Evet değerli okurlar!
Bugünlerde elimizde kalan son kalemiz aile kurumumuzu tarumar etmek için, insanlık düşmanı yerli siyonistler yine çemkirmeye başlamışlar.
Gazze’de 14 aydır fiziki ve fiili savaşla masum insanları, çocukları ağzı süt kokan bebekleri öldürmekle yetinmeyen vahşi siyonistler, ahtapot gibi dünyanın dört bir yanına yayılan zulüm kollarını hareket ettirdikçe insanlığa zarar veriyorlar. Şimdi de o kollardan biriyle, dünyadaki cennetimiz olan aile kurumumuza adeta psikolojik savaş açmış durumdalar.
Aslında bu savaş bu gün değil, insanlığın ilk yaratıldığı günden beri, şeytan ve avenelerinin ilk hedefleri aile olmuştur. Neden mi?
Çünkü Şeytan aleyhi la’nenin en etkili taktiği böl, parçala, yut taktiğidir.
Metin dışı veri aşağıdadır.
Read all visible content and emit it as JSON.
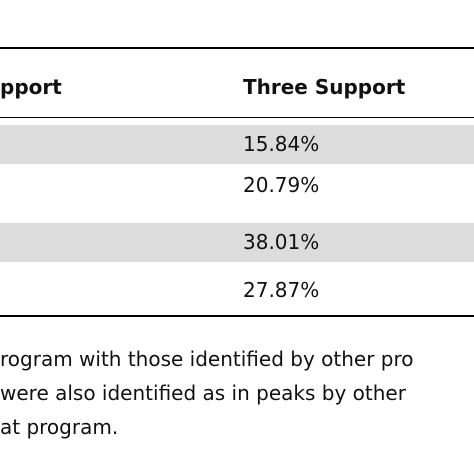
{
  "table": {
    "columns": [
      "pport",
      "Three Support"
    ],
    "rows": [
      {
        "col1": "",
        "col2": "15.84%"
      },
      {
        "col1": "",
        "col2": "20.79%"
      },
      {
        "col1": "",
        "col2": "38.01%"
      },
      {
        "col1": "",
        "col2": "27.87%"
      }
    ]
  },
  "caption": {
    "lines": [
      "rogram with those identified by other pro",
      "were also identified as in peaks by other",
      "at program."
    ]
  }
}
Dolayısıyla böylece avını çok daha kolay avlayabilir.
İşte bu nedenle şeytan ve aveneleri bir olmuş aile yuvamıza hem sözlü hem psikolojik hem de aileyi yok edecek plan ve projeler düzenliyorlar.
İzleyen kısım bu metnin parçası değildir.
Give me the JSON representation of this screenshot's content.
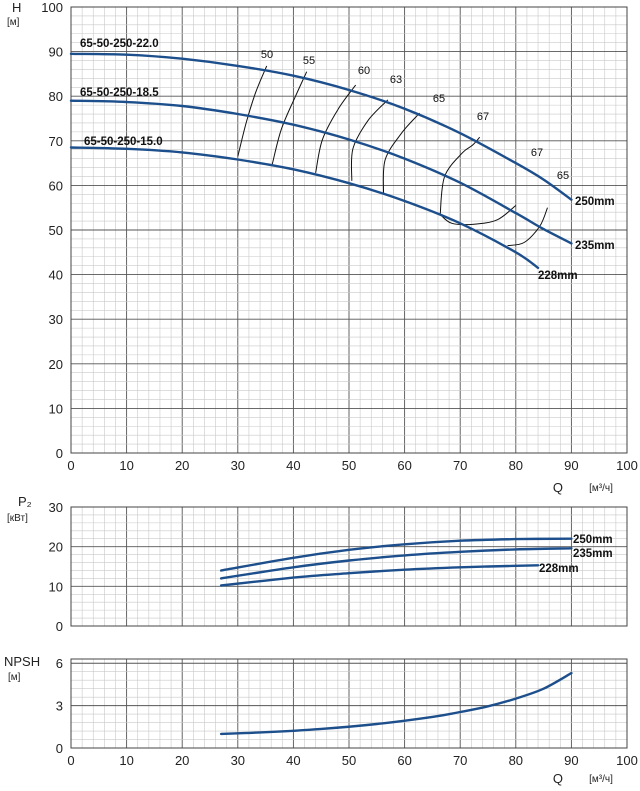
{
  "chart_data": [
    {
      "type": "line",
      "panel": "head",
      "ylabel": "H",
      "yunit": "[м]",
      "xlabel": "Q",
      "xunit": "[м³/ч]",
      "xlim": [
        0,
        100
      ],
      "ylim": [
        0,
        100
      ],
      "xticks": [
        "0",
        "10",
        "20",
        "30",
        "40",
        "50",
        "60",
        "70",
        "80",
        "90",
        "100"
      ],
      "yticks": [
        "0",
        "10",
        "20",
        "30",
        "40",
        "50",
        "60",
        "70",
        "80",
        "90",
        "100"
      ],
      "grid": true,
      "series": [
        {
          "name": "65-50-250-22.0",
          "end_label": "250mm",
          "x": [
            0,
            10,
            20,
            30,
            40,
            50,
            60,
            70,
            80,
            85,
            90
          ],
          "y": [
            89.5,
            89.3,
            88.4,
            86.8,
            84.6,
            81.4,
            77.2,
            71.7,
            65.0,
            61.3,
            56.8
          ]
        },
        {
          "name": "65-50-250-18.5",
          "end_label": "235mm",
          "x": [
            0,
            10,
            20,
            30,
            40,
            50,
            60,
            70,
            80,
            85,
            90
          ],
          "y": [
            79.0,
            78.7,
            77.8,
            76.0,
            73.6,
            70.3,
            66.0,
            60.6,
            53.8,
            50.2,
            47.0
          ]
        },
        {
          "name": "65-50-250-15.0",
          "end_label": "228mm",
          "x": [
            0,
            10,
            20,
            30,
            40,
            50,
            60,
            70,
            80,
            84
          ],
          "y": [
            68.5,
            68.2,
            67.4,
            65.8,
            63.6,
            60.5,
            56.5,
            51.5,
            45.0,
            41.5
          ]
        }
      ],
      "efficiency_labels": [
        "50",
        "55",
        "60",
        "63",
        "65",
        "67",
        "67",
        "65"
      ],
      "efficiency_curves": [
        {
          "label": "50",
          "x": [
            30,
            31.5,
            33.2,
            35.2
          ],
          "y": [
            66.5,
            74,
            80.8,
            86.8
          ]
        },
        {
          "label": "55",
          "x": [
            36.2,
            37.8,
            40.2,
            42.4
          ],
          "y": [
            64.8,
            72.5,
            79.5,
            85.5
          ]
        },
        {
          "label": "60",
          "x": [
            44,
            45.2,
            48,
            51.2
          ],
          "y": [
            62.8,
            70.2,
            77,
            82.5
          ]
        },
        {
          "label": "63",
          "x": [
            50.5,
            50.7,
            53.4,
            57
          ],
          "y": [
            61.0,
            68.2,
            74.5,
            79.2
          ]
        },
        {
          "label": "65",
          "x": [
            56.2,
            56.5,
            59.5,
            62.7
          ],
          "y": [
            58.0,
            65.7,
            71.8,
            76.2
          ]
        },
        {
          "label": "67",
          "x": [
            66.4,
            67.2,
            70.4,
            72.2,
            73.5
          ],
          "y": [
            53.5,
            62,
            67.3,
            69.0,
            70.8
          ]
        },
        {
          "label": "67",
          "x": [
            66.4,
            68.5,
            72.5,
            76.7,
            80
          ],
          "y": [
            53.5,
            51.5,
            51.3,
            52.3,
            55.5
          ]
        },
        {
          "label": "65",
          "x": [
            78.5,
            81.5,
            84.3,
            85.7
          ],
          "y": [
            46.5,
            47.2,
            50.8,
            55.0
          ]
        }
      ]
    },
    {
      "type": "line",
      "panel": "power",
      "ylabel": "P₂",
      "yunit": "[кВт]",
      "xlim": [
        0,
        100
      ],
      "ylim": [
        0,
        30
      ],
      "yticks": [
        "0",
        "10",
        "20",
        "30"
      ],
      "grid": true,
      "series": [
        {
          "name": "250mm",
          "x": [
            27,
            40,
            50,
            60,
            70,
            80,
            90
          ],
          "y": [
            14.0,
            17.2,
            19.2,
            20.6,
            21.5,
            21.9,
            22.0
          ]
        },
        {
          "name": "235mm",
          "x": [
            27,
            40,
            50,
            60,
            70,
            80,
            90
          ],
          "y": [
            12.0,
            14.8,
            16.5,
            17.8,
            18.7,
            19.3,
            19.6
          ]
        },
        {
          "name": "228mm",
          "x": [
            27,
            40,
            50,
            60,
            70,
            75,
            84
          ],
          "y": [
            10.2,
            12.2,
            13.3,
            14.2,
            14.8,
            15.0,
            15.3
          ]
        }
      ]
    },
    {
      "type": "line",
      "panel": "npsh",
      "ylabel": "NPSH",
      "yunit": "[м]",
      "xlabel": "Q",
      "xunit": "[м³/ч]",
      "xlim": [
        0,
        100
      ],
      "ylim": [
        0,
        6.3
      ],
      "xticks": [
        "0",
        "10",
        "20",
        "30",
        "40",
        "50",
        "60",
        "70",
        "80",
        "90",
        "100"
      ],
      "yticks": [
        "0",
        "3",
        "6"
      ],
      "grid": true,
      "series": [
        {
          "name": "",
          "x": [
            27,
            35,
            45,
            55,
            65,
            70,
            75,
            80,
            85,
            90
          ],
          "y": [
            1.0,
            1.12,
            1.35,
            1.7,
            2.2,
            2.55,
            2.95,
            3.5,
            4.2,
            5.3
          ]
        }
      ]
    }
  ],
  "colors": {
    "curve": "#1d4f8c",
    "grid_major": "#555555",
    "grid_minor": "#c9c9c9"
  }
}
Halkın oyu ile geldiği o makamdan yine halkın en özel kurumuna dil uzatan Sönük! Utanmadan, sıkılmadan aile kültürümüze yakışmayan sözler sarf ediyor.
Peki, kendisine soruyoruz, sen ot gibi yerden mi bittin?
Senin de bir ailen, annen-baban ya da kardeşlerin yok mu?
Sadece Sönük (!) mü?
Diğer taraftan TV kanalları, toplumun kültürü ile uyuşmayan dizi ve filmler ile toplumun yapı taşı olan aileyi ciddi anlamda tahrip edip zarar veriyor. Bununla da kalmayıp, toplumun dini ve kültürel değerlerine de ciddi anlamda savaş açmış durumda...
Yayınladıkları yalan yanlış senaryolarla gençliğimizi, aileyi ve eşler arasındaki güven kalesini algı ve manipülasyonlarla paramparça etmiş durumdalar.
Peki, sizce de tüm bunlar insanlığın şerefini, haysiyetini, hayâ ve edep duygusunu yok eden birer psikolojik ve sosyolojik savaş taktiği değil mi?
Bu şekilde bu toplumu yok etme peşindeler. Tabiri caizse, her gün bir yanımızı bizden kopararak bizleri yavaş, yavaş, öldürüyorlar. Fakat maalesef ki, onlar bizi öldürürken bizler Ümmet olarak bunun farkında dahi değiliz.
Değil mi ki, hayâ ve edep kavramlarını değersizleştirip, gençliğimizi Hayasızlaştırarak hayattan koparıp bizden çaldılar.
Bu tertemiz dimağları özgürlük adı altında, anne ve babanın karşısına aldılar. Bu da yetmedi, bu yavrularımızı sıcacık cennet yuvalarından koparmak için her türlü plan proje ürettiler, bunun için kaçınmadan çok ciddi masraflar yaparak filmler ve daha sayamadığımız birçok ifsat projeleri yazdılar, çizdiler ve yayınladılar.
Hatta bu toplumu ve gençliği ifsat etmek için, ıslah projelerimizi dahi baltaladılar.
Zira onlar bozmak için uğraşırken birilerinin, gelip düzeltmeye hakkı yoktu onların nazarında...
Peki, dünyadaki cennetimiz olan aile ve çocuklarımıza açılan bu psikolojik ve sosyolojik savaşa karşı elimiz kolumuz bağlı oturacak mıyız?
Tabii ki hayır!
Daima ümit var olacağız!
Bu gençliği ve toplumu kurtarmak için kollarımızı sıvayıp, en az düşmanlarımız kadar çok çalışacağız. Fakat çalışırken daima ümit var olacağız ki, ektiğimiz tohumlar filizlenip, dal budak salabilsin. Ve inşallah “bir gün gelecek ki, kardan aydınlık olacak.”
Zira bugün sabah namazını dert edinen alnı secdeli evlatlarımız var ise, hala ümit var demektir.
Biz inanıyoruz ki, bu insanlık düşmanlarını böyle kudurtan tek sebep, gümbür gümbür gelmekte olan gençliğimizdir.
Evet kıymetli kardeşlerim! Gençliğimize sahip çıkalım, onlara hak ettikleri değer ve konumu verelim ki, bu gençlik insanlık düşmanı şu siyonistlerin korkulu rüyası olsun inşallah!